POSTED: Saturday, April 23, 2004, 9:07 p.m.

By Bill Densmore

(densmore@newshare.com)

UPDATED (04-23-04): North Adams Mayor John Barrett says cities and towns which are part of the Comcast/Time-Warner/Adelphia merger and spinoff have 120 days to give their approval locally. Also, and to clarify, Adelphia's spokeswoman said on Thursday that she understood it was all of the North Berkshire Adelphia franchise (including Adams and North Adams) which would go to Time-Warner, even though their corporate PR documents call it the "Williamstown" system. Finally, Consumers Union's website www.hearusnow.org has an excellent piece on the dangers of cable consolidation.

EARLIER (04-21-04): Here's local scoop from this morning's announcement of a $17.6 billion merger/breakup among cable giants -- subscribers to Adelphia Cable in northern Berkshire County will become Time-Warner customers in a year or so. This change means the two cities in Berkshire County will be served by a single cable company. Adelphia Communications spokeswoman Erica Stull, in Greenwood, Colo., confirmed the swap today in a phone conversation with GreylockNews.COM. Adelphia Communications, the nation's fifth-largest cable company, which has been trying to emerge from bankruptcy-court proceedings, said today it had agreed to be sold in a complex deal involving the Nos. 1 and 2 cable giants -- Time-Warner and Comcast.

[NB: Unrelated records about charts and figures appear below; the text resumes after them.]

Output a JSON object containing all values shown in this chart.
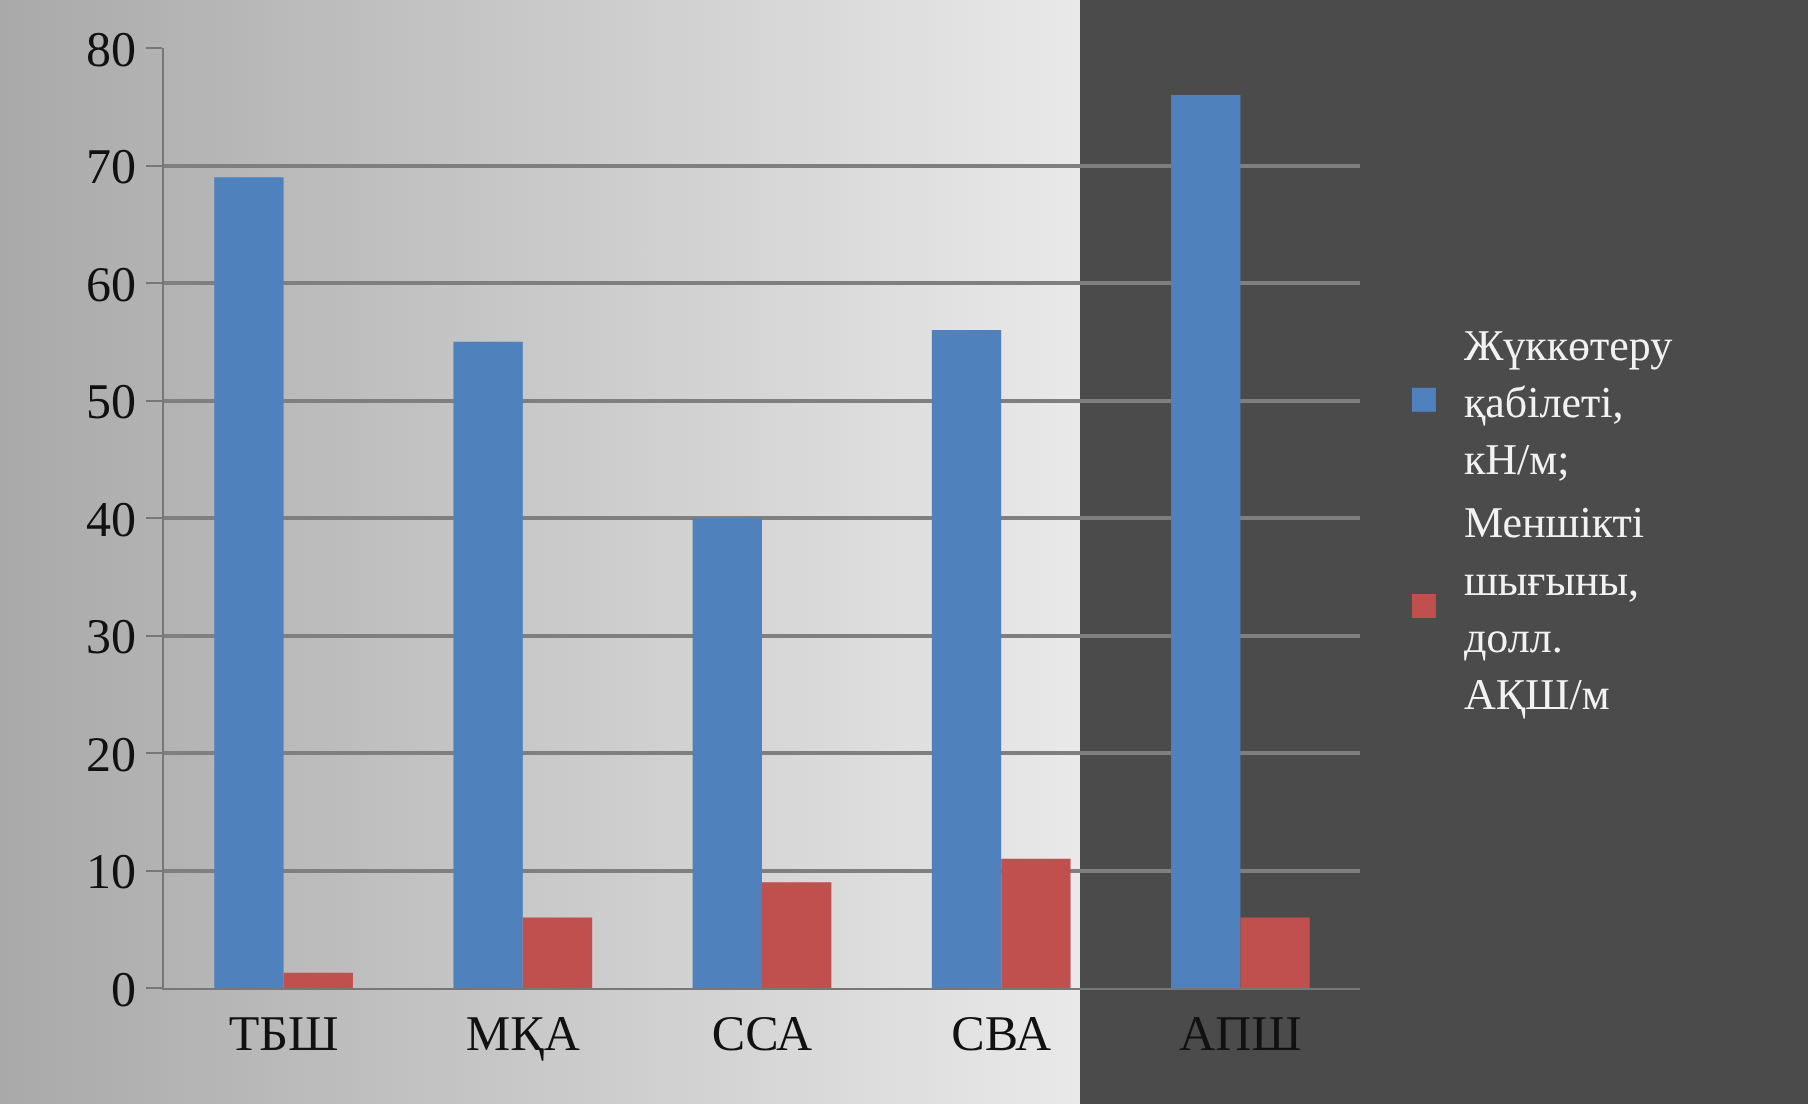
{
  "chart_data": {
    "type": "bar",
    "categories": [
      "ТБШ",
      "МҚА",
      "ССА",
      "СВА",
      "АПШ"
    ],
    "series": [
      {
        "name": "Жүккөтеру қабілеті, кН/м;",
        "color": "#4f81bd",
        "values": [
          69,
          55,
          40,
          56,
          76
        ]
      },
      {
        "name": "Меншікті шығыны, долл. АҚШ/м",
        "color": "#c0504d",
        "values": [
          1.3,
          6,
          9,
          11,
          6
        ]
      }
    ],
    "ylim": [
      0,
      80
    ],
    "yticks": [
      0,
      10,
      20,
      30,
      40,
      50,
      60,
      70,
      80
    ],
    "grid": "y",
    "legend": "right"
  }
}
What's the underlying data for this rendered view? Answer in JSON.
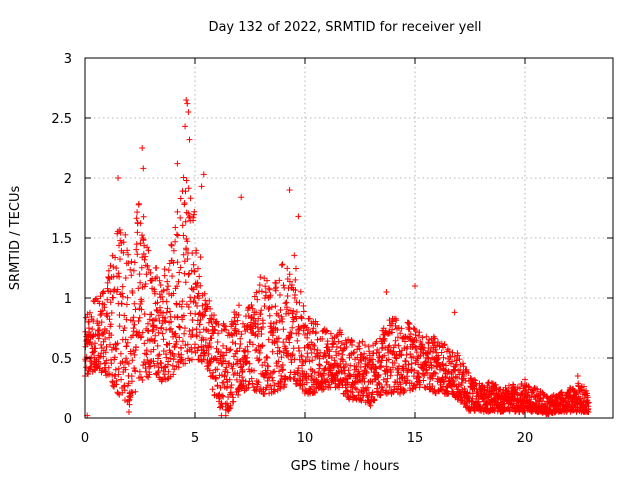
{
  "chart_data": {
    "type": "scatter",
    "title": "Day 132 of 2022, SRMTID for receiver yell",
    "xlabel": "GPS time / hours",
    "ylabel": "SRMTID / TECUs",
    "xlim": [
      0,
      24
    ],
    "ylim": [
      0,
      3
    ],
    "xticks": [
      0,
      5,
      10,
      15,
      20
    ],
    "yticks": [
      0,
      0.5,
      1,
      1.5,
      2,
      2.5,
      3
    ],
    "grid": true,
    "marker": "plus",
    "color": "#ff0000",
    "series": [
      {
        "name": "SRMTID",
        "envelope": {
          "x": [
            0,
            0.5,
            1,
            1.5,
            2,
            2.5,
            3,
            3.5,
            4,
            4.5,
            5,
            5.5,
            6,
            6.5,
            7,
            7.5,
            8,
            8.5,
            9,
            9.5,
            10,
            10.5,
            11,
            11.5,
            12,
            12.5,
            13,
            13.5,
            14,
            14.5,
            15,
            15.5,
            16,
            16.5,
            17,
            17.5,
            18,
            18.5,
            19,
            19.5,
            20,
            20.5,
            21,
            21.5,
            22,
            22.5,
            22.9
          ],
          "low": [
            0.35,
            0.4,
            0.35,
            0.2,
            0.1,
            0.3,
            0.35,
            0.3,
            0.35,
            0.45,
            0.5,
            0.45,
            0.1,
            0.05,
            0.2,
            0.25,
            0.2,
            0.2,
            0.25,
            0.3,
            0.2,
            0.2,
            0.25,
            0.25,
            0.15,
            0.15,
            0.1,
            0.2,
            0.2,
            0.2,
            0.25,
            0.25,
            0.2,
            0.2,
            0.15,
            0.05,
            0.05,
            0.05,
            0.05,
            0.05,
            0.05,
            0.05,
            0.03,
            0.05,
            0.05,
            0.05,
            0.05
          ],
          "high": [
            0.9,
            1.0,
            1.2,
            1.6,
            1.5,
            1.9,
            1.3,
            1.2,
            1.5,
            2.1,
            1.7,
            1.1,
            0.8,
            0.8,
            0.95,
            1.0,
            1.2,
            1.1,
            1.3,
            1.4,
            0.9,
            0.8,
            0.75,
            0.75,
            0.65,
            0.65,
            0.6,
            0.75,
            0.85,
            0.8,
            0.8,
            0.75,
            0.65,
            0.6,
            0.55,
            0.35,
            0.3,
            0.3,
            0.25,
            0.3,
            0.28,
            0.25,
            0.2,
            0.2,
            0.25,
            0.3,
            0.22
          ]
        },
        "highlights": [
          {
            "x": 0.1,
            "y": 0.02
          },
          {
            "x": 2.6,
            "y": 2.25
          },
          {
            "x": 2.65,
            "y": 2.08
          },
          {
            "x": 4.6,
            "y": 2.65
          },
          {
            "x": 4.65,
            "y": 2.62
          },
          {
            "x": 4.7,
            "y": 2.55
          },
          {
            "x": 4.55,
            "y": 2.43
          },
          {
            "x": 4.75,
            "y": 2.32
          },
          {
            "x": 4.2,
            "y": 2.12
          },
          {
            "x": 5.4,
            "y": 2.03
          },
          {
            "x": 5.3,
            "y": 1.93
          },
          {
            "x": 1.5,
            "y": 2.0
          },
          {
            "x": 7.1,
            "y": 1.84
          },
          {
            "x": 9.3,
            "y": 1.9
          },
          {
            "x": 9.7,
            "y": 1.68
          },
          {
            "x": 13.7,
            "y": 1.05
          },
          {
            "x": 15.0,
            "y": 1.1
          },
          {
            "x": 16.8,
            "y": 0.88
          },
          {
            "x": 2.0,
            "y": 0.05
          },
          {
            "x": 6.4,
            "y": 0.02
          },
          {
            "x": 6.5,
            "y": 0.1
          },
          {
            "x": 6.2,
            "y": 0.02
          },
          {
            "x": 20.0,
            "y": 0.32
          },
          {
            "x": 22.4,
            "y": 0.35
          }
        ]
      }
    ]
  }
}
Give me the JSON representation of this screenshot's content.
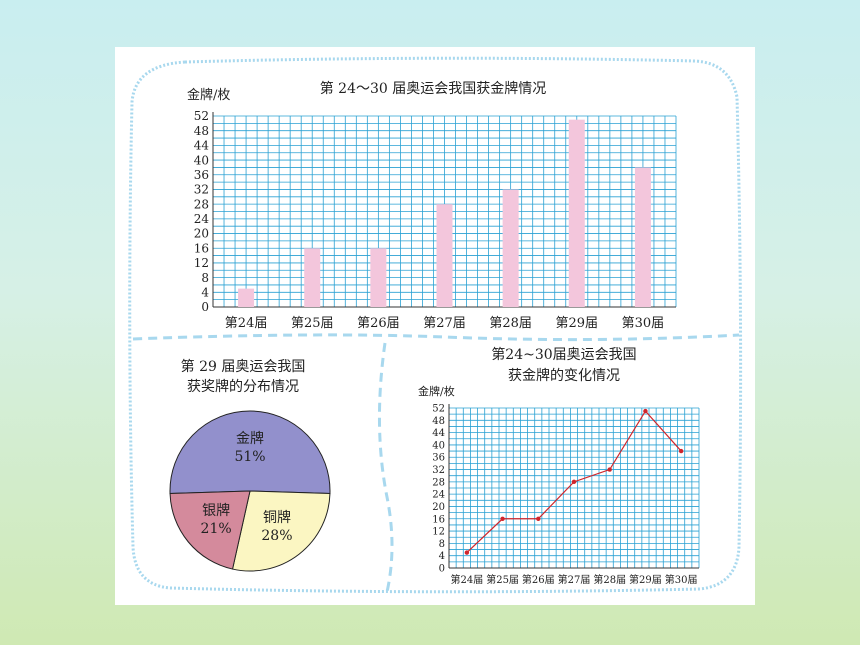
{
  "colors": {
    "grid": "#2aa1d3",
    "bar": "#f3c6dc",
    "line": "#d0252b",
    "border": "#a8d8ee",
    "pie_gold": "#9290cc",
    "pie_silver": "#d48a9c",
    "pie_bronze": "#fbf6c2"
  },
  "chart_data": [
    {
      "type": "bar",
      "title": "第 24～30 届奥运会我国获金牌情况",
      "ylabel": "金牌/枚",
      "xlabel": "",
      "categories": [
        "第24届",
        "第25届",
        "第26届",
        "第27届",
        "第28届",
        "第29届",
        "第30届"
      ],
      "values": [
        5,
        16,
        16,
        28,
        32,
        51,
        38
      ],
      "ylim": [
        0,
        52
      ],
      "yticks": [
        0,
        4,
        8,
        12,
        16,
        20,
        24,
        28,
        32,
        36,
        40,
        44,
        48,
        52
      ],
      "grid": true
    },
    {
      "type": "pie",
      "title_line1": "第 29 届奥运会我国",
      "title_line2": "获奖牌的分布情况",
      "slices": [
        {
          "label": "金牌",
          "value": 51,
          "pct": "51%"
        },
        {
          "label": "铜牌",
          "value": 28,
          "pct": "28%"
        },
        {
          "label": "银牌",
          "value": 21,
          "pct": "21%"
        }
      ]
    },
    {
      "type": "line",
      "title_line1": "第24~30届奥运会我国",
      "title_line2": "获金牌的变化情况",
      "ylabel": "金牌/枚",
      "xlabel": "",
      "categories": [
        "第24届",
        "第25届",
        "第26届",
        "第27届",
        "第28届",
        "第29届",
        "第30届"
      ],
      "values": [
        5,
        16,
        16,
        28,
        32,
        51,
        38
      ],
      "ylim": [
        0,
        52
      ],
      "yticks": [
        0,
        4,
        8,
        12,
        16,
        20,
        24,
        28,
        32,
        36,
        40,
        44,
        48,
        52
      ],
      "grid": true
    }
  ]
}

The deal is not supposed to close for nine to 12 months. But when it is done, it creates the prospect that a unified television signal -- for county news or advertising -- could reach the vast bulk of Berkshire County homes. This will create a competitive headache for the region's dominant media company -- MediaNews Group Inc., parent of The Berkshire Eagle, the North Adams Transcript and The Advocate.  Until now, Berkshire County has been a relatively unserved market by television advertising. MediaNews had been pushing for a waiver of FCC regulations so that it could purchase the one available over-the-air TV frequency assigned to the region. Today's announcements did not include the detail of which systems were getting swapped. But the check with Stull confirmed that north county will go to Time Warner and the Adelphia system in Lee will apparently join the rest of Massachusetts-based Adelphia franchises in going to Comcast. There are consumer groups seeking to block the deal. Also not clear yet is whether local communities which license cable services on the group get to block the transfers locally.